3 father severely physically abused Julian’s half-sibling, J.J., placing Julian at a substantial risk of similar harm (§ 300, subd. (j); count j-1). The juvenile court ordered Julian detained pursuant to the petition and set the jurisdictional hearing for May 2013. In late April 2013, the juvenile court terminated mother’s reunification services as to the children, continued services for father, and ordered him to complete a psychological evaluation. Prior to the jurisdictional hearing for Julian, the department filed a first amended petition as to Julian. As amended, it inserted a subdivision (j) allegation as to mother (count j-1), renumbered the count as to father “count j-2,” and added facts pertaining to the children.
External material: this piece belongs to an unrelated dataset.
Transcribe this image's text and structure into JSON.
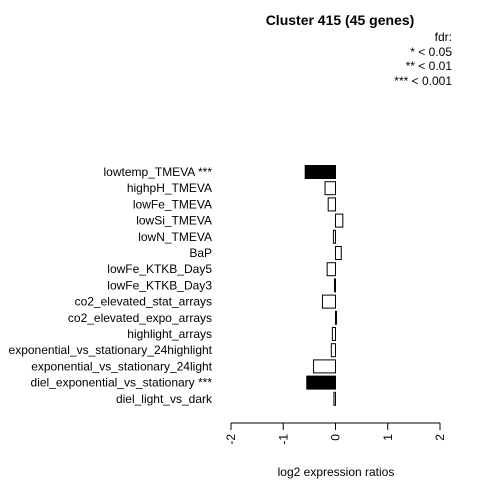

It alleged:

“The child’s sibling has been abused or neglected, as defined in subdivision (a), (b), (d), (e), or (i), and there is a substantial risk that the child will be abused or neglected, as defined in those subdivisions. [¶] … [¶]

“Count (j-2): [Julian], is at substantial risk of suffering neglect by his [father] in that [father] severely physically abused Julian’s half-sibling, [J.J.]. On May 4, 2007, [J.J.], was removed from his [father’s] care and custody, due to [father] physically abusing [J.J.]. On November 19, 2011, [father] was denied Family Reunification Services pursuant to [section 361.5, subdivision (b)(6)]. On May 4, 2009, [father’s] parental rights were terminated and a permanent plan of adoption was ordered. In addition, [father] neglected [Julian’s] siblings, [Matthew, Isaiah and Hector]. On October 6, 2011, [Matthew, Hector and Isaiah] were removed from [father], due to domestic violence. Julian is at risk of similar neglect if returned to [father’s] care.” On the date set for the jurisdictional hearing, the juvenile court set the matter for a contested hearing, which was ultimately conducted in August 2013. Meanwhile, father was evaluated by psychologist Gary Sunday to determine whether the children could be safely returned to father’s custody. Dr. Sunday opined that returning the children to father’s custody would place them at significant risk of emotional, psychological and/or physical abuse or neglect. Dr. Sunday explained that

4 father suffered from some degree of untreated clinical depression and impulsive aggression, which given his history of substance abuse, domestic violence and child abuse, placed him “at [an] elevated risk for dysfunctional parenting and further potential for child abuse and domestic violence.” In August 2013, at the contested jurisdictional hearing, the juvenile court found insufficient evidence to support the b-2 count against father and dismissed it.